Если этот ребёнок, конечно, есть. Она мало знает о первых признаках беременности, кроме отсутствия крови, и ей не с кем поговорить об этом. Разве что с Шерил, хотя у жены Лиама тоже нет детей, но она старше, а, значит, ей известно больше. Эйвери ощущает неясный, мутный страх — возможно, этот страх испытывает любая женщина в её ситуации, но Эйвери не была бы собой, если бы не приказала себе перестать трусить. Быть может, ребёнка нет. Нужно ждать, а не трястись. Поводов для волнений у неё достаточно.

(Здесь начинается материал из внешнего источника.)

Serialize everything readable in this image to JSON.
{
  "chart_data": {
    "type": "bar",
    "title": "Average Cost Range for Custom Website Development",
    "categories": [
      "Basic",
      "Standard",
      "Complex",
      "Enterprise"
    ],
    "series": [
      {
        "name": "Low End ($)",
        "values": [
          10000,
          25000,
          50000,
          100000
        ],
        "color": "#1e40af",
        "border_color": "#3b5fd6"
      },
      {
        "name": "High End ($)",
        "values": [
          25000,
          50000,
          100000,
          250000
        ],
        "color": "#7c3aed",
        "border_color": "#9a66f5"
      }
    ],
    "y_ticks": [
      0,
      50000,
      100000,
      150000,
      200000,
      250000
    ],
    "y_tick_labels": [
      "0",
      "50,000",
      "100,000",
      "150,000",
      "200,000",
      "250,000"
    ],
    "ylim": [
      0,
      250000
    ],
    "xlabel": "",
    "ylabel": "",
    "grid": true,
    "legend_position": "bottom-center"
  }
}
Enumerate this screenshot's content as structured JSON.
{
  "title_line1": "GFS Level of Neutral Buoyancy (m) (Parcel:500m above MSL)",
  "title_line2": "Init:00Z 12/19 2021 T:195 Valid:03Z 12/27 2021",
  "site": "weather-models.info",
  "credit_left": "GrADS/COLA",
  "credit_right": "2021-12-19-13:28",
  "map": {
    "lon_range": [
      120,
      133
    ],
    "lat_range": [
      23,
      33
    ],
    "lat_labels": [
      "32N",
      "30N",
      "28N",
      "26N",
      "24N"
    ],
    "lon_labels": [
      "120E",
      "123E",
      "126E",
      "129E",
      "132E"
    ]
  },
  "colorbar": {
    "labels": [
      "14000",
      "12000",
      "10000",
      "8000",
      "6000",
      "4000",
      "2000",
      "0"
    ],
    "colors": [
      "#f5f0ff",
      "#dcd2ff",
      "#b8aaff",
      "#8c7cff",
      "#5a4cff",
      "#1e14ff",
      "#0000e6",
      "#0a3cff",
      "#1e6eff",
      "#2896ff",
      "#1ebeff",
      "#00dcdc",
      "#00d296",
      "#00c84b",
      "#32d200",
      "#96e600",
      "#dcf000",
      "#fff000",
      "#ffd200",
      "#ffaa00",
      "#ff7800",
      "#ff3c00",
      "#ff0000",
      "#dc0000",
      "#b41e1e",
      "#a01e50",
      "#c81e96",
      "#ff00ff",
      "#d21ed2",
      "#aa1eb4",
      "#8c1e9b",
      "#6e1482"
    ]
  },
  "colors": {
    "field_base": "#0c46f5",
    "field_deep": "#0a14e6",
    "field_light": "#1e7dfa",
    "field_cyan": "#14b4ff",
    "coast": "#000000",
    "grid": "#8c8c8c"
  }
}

Впрочем, своими подозрениями она с Шерил всё-таки делится. Та хмурится.

— Тебя тошнит? Ты не можешь смотреть на определенную еду? Быть может, у тебя болит грудь?

Мама упала бы в обморок, услышав подобные вопросы. Да ради Бога, она бы упала в обморок, ещё узнав, за кого Эйвери вышла замуж! Эйвери сама чувствует, как предательски краснеют у неё щеки, ловит насмешливый взгляд Шерил и качает головой.

— Пока что ничего подобного, — и оказывается, что признаться в этом совсем не страшно.

Шерил улыбается.

— Значит, нужно подождать. Если ты беременна, то расскажешь Гарри об этом сама.

Эйвери неосознанно кладет руку на живот. Фраза «…если он возвратится» повисает в воздухе, и хочется встряхнуть себя, надавать пощечин: пусть это неаристократично, зато действенно. Гарри вернется. Он должен вернуться.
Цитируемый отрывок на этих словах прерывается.